Selon des résidents, qui sont plusieurs à confirmer ces accusations, 150 soldats sont arrivés près d’U Shey Kya le 19 octobre.

Interrogé sur le témoignage d’une habitante du village âgée de 40 ans, qui dit avoir été violée par quatre soldats, Zaw Htay, porte-parole du président birman Htin Kyaw, a démenti les exactions.

« Il n’y pas de moyen logique de commettre un viol au milieu d’un grand village de 800 maisons, où sont cachés des rebelles », a-t-il déclaré.

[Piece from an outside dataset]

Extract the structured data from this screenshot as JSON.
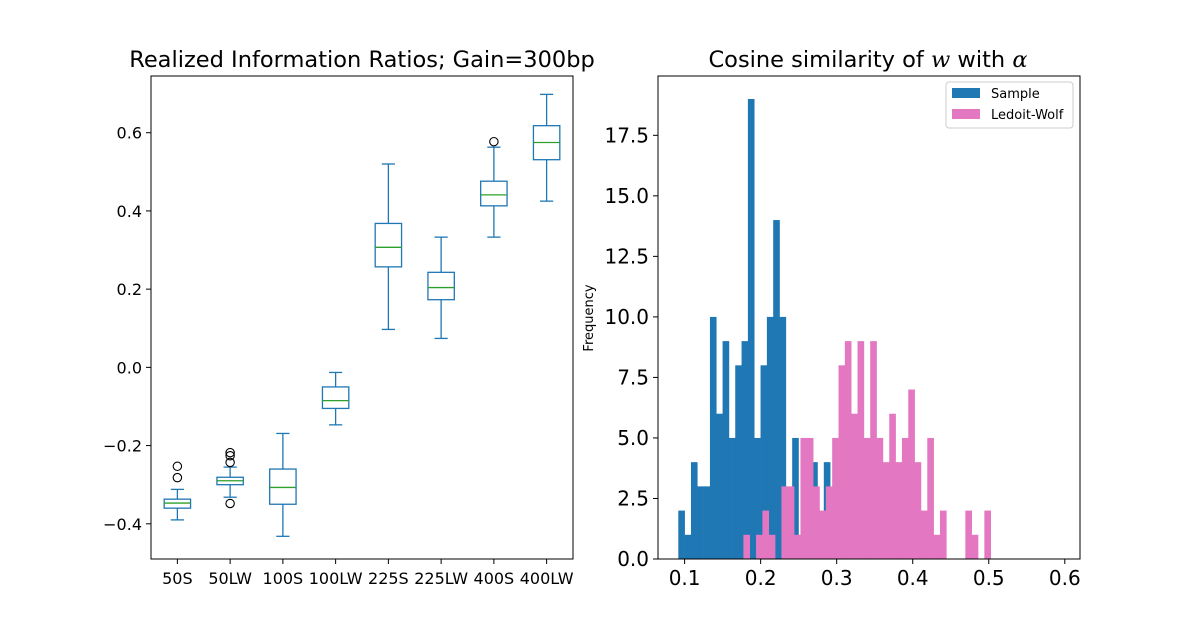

Lors d’une interview à Reuters cette semaine, le porte-parole du président birman a téléphoné à un commandant militaire. Ce dernier a confirmé que des troupes birmanes avait mené une opération à U Shey Kya le 19 octobre mais a réfuté tout abus.

Le chef de la police de Rakhine, le Colonel Sein Lwin, a qualifié les accusations de « propagande pour les groupes musulmans ».